First, the music spans both generations and genres.  One episode may be devoted to Fleetwood Mac while the next one covers Rihanna and a variety of Showtunes.  My favorite is when they do a “mash-up,” combining two totally different songs into one awesome track.  Like the brilliance that is Bon Jovi’s “It’s my life” mashed up with Usher’s “Confessions.”
            But it’s not just about the music.  They cover a zillion relevant issues from the President of the abstinence club/Head cheerleader getting pregnant and giving the baby up for adoption, to a gay guy getting bullied by a closeted football player.  Not all of the issues are so extreme.  Most are just things a lot of us faced when we were in high school, and some that we still face today.
            So last night, I was catching up on the final five episodes of the season.  The premise of one episode was being comfortable in your own skin.  Accepting who you are, as you are.  The group performed Lady Gaga’s ‘Born this Way” and each character had to select the one thing they disliked most about themselves and print it on a t-shirt.  One said, “Nose.”  Another said, “Bad Dancer.”  The dumb girl’s shirt said, “I’m with stoopid.”  As I sat watching it, I thought about what I would print on my own shirt.  And I discovered it wasn’t something I should accept.  It’s how I handle anger.
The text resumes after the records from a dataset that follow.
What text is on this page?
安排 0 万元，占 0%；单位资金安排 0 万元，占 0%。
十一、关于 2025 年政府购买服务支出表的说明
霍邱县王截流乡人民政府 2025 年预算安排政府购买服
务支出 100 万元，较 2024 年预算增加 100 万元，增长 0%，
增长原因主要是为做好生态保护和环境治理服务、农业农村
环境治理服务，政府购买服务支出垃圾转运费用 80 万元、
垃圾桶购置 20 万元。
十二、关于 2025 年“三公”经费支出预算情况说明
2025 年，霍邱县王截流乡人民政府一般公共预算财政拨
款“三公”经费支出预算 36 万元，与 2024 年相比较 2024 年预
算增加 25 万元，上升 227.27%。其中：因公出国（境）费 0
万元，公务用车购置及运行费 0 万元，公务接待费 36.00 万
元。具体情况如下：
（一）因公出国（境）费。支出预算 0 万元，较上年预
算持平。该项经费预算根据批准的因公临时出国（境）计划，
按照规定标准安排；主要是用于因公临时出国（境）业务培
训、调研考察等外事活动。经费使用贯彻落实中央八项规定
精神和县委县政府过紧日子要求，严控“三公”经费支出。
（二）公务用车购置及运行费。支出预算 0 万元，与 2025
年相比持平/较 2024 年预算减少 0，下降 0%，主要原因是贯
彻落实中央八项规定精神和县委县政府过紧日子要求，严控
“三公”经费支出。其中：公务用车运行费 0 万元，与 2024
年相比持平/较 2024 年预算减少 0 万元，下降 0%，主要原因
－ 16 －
            I don’t think I’ve ever been very good at dealing with anger.  I usually stuff it down until I can stuff no more.  Then it bubbles up and explodes on whoever is closest (Generally, my unsuspecting husband).  But lately, my five- year-old has really been trying my patience and there isn’t even time to stuff the anger.  We just get into a screaming match and then I’m standing there all frazzled, realizing I am in fact, fighting with a five-year-old. 
I don’t want to teach my kids my angry habits.  They suck.  And they are really hard to break.  So this morning, the two of us sat down and talked about what happens when we start to feel angry.  We talked about the faces we make and the way our tummies feel.  We talked about how he wants to throw things (I didn’t tell him sometimes I want to throw him).  Then we talked about all the things we could do instead of what we actually do now.
Much like being grateful takes a lot of effort and practice, I know that handling the way we interact when we’re mad is going to take A LOT of work.  But I think it’s something we both need right now.  Summer is hard.  Five-year-olds are tricky.  Apparently, almost-thirty-three-year-olds are too.  And sometimes, TV and music can be educational.